L’autre face de la médaille de l’immigration est le choix de l’élite de reproduire le modèle social et économique de l’occident en Afrique. Par ce choix, elle a engagé le continent dans une aventure sans issue dont les conséquences plombent son essor. Les méthodes et les politiques importées se révèlent incapables de booster les économies. Le modèle social sur le chemin de la mutation est devenu un facteur de division. Aujourd’hui, dans des pays submergés de défis avec un tissu social en lambeau, l’élite se confine dans un rôle de sapeur-pompier dont les bouches d’incendies se trouvent en Europe. Pourtant, les hommes politiques répètent à souhait qu’à défaut d’avoir les moyens de sa politique, qu’il faut faire la politique de ses moyens. Le croient-ils ? La réalité du continent incline à répondre par la négative car depuis les premières heures des indépendances il est loisible de constater l’incapacité des hommes politiques à trouver un modèle politique et économique adapté au continent. Partout, ce sont des modèles prêt à porter qui sont de mise, malgré leur échec.
La responsabilité de l’immigration massive en cour aujourd’hui est certes une responsabilité partagée, mais elle incombe plus aux dirigeants Africains. Les multiples expulsions et la polémique qu’elles soulèvent ne sont que des faux fuyants pour masquer la triste réalité d’un contient que l’Europe exploite sans état d’âme et d’un continent qui rechigne à prendre son destin en main.

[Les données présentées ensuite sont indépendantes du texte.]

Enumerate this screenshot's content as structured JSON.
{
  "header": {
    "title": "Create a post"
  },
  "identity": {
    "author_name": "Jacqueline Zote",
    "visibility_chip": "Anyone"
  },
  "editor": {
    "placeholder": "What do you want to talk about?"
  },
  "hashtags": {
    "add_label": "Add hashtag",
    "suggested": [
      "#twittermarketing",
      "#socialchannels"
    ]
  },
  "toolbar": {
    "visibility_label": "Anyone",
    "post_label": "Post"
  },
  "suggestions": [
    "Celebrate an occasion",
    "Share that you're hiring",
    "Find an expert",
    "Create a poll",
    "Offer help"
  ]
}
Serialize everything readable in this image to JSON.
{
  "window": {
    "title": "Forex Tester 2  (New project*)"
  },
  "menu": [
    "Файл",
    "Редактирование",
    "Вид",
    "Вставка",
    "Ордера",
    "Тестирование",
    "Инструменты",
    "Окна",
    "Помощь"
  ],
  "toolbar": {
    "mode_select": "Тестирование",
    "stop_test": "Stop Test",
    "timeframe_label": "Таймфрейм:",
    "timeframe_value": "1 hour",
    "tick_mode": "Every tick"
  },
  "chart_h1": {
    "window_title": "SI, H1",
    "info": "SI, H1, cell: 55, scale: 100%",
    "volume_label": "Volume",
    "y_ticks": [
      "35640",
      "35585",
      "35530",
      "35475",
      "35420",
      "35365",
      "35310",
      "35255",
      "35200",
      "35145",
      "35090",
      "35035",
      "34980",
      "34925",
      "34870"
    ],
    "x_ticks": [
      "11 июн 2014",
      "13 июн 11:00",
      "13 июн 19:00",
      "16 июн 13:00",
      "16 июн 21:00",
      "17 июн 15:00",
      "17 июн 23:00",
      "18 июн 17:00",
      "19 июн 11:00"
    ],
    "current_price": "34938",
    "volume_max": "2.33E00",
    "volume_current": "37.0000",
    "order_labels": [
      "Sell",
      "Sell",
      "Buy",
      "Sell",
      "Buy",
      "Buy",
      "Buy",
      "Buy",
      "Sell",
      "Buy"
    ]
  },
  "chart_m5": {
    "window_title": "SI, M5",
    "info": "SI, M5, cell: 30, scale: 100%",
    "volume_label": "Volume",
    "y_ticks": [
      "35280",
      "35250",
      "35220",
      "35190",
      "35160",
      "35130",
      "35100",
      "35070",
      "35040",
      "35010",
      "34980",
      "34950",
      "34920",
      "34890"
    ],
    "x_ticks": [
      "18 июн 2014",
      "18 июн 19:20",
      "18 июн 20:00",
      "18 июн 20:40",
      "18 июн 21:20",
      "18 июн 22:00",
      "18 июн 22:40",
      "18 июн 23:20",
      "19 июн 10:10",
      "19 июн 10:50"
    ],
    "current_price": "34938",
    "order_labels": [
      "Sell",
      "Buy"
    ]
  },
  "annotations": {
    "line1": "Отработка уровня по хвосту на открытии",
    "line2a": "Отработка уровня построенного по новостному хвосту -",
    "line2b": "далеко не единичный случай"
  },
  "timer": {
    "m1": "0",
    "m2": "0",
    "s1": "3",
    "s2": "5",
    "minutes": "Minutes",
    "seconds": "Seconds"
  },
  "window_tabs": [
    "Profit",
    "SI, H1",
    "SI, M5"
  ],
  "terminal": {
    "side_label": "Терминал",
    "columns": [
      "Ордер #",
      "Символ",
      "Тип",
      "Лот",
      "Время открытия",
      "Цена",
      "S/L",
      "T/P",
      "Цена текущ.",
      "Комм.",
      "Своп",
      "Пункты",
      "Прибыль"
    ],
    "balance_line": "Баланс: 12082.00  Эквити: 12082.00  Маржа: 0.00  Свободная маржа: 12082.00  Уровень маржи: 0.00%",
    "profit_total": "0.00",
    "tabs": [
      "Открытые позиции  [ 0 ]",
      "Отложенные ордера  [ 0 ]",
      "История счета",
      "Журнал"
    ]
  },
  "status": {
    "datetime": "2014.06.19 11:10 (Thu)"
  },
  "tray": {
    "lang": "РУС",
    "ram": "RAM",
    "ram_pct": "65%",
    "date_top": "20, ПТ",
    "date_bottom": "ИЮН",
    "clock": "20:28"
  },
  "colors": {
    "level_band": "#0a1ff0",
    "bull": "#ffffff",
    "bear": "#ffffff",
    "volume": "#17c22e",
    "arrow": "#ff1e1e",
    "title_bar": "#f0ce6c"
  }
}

Pour juguler le drame humain qui se joue en mer méditerranéenne et faire économie des vols charters l’Europe doit puiser dans ses dernières ressources le courage politique de revoir son rapport au monde et à l’Afrique en particulier. Pour ce faire, elle doit commencer par se convaincre que chaque peuple est issu d’une culture en dehors de laquelle elle ne saurait évoluer et ensuite revoir les conditions de la dette et du libre échange. L’élite Africaine pour sa part, doit s’approprier la détermination qui nous a value l’indépendance pour chercher un modèle politico-économique adapté aux réalités du continent pour briser le cercle vicieux de la misère qui pousse nos jeunes sur les routes humiliantes de l’exil.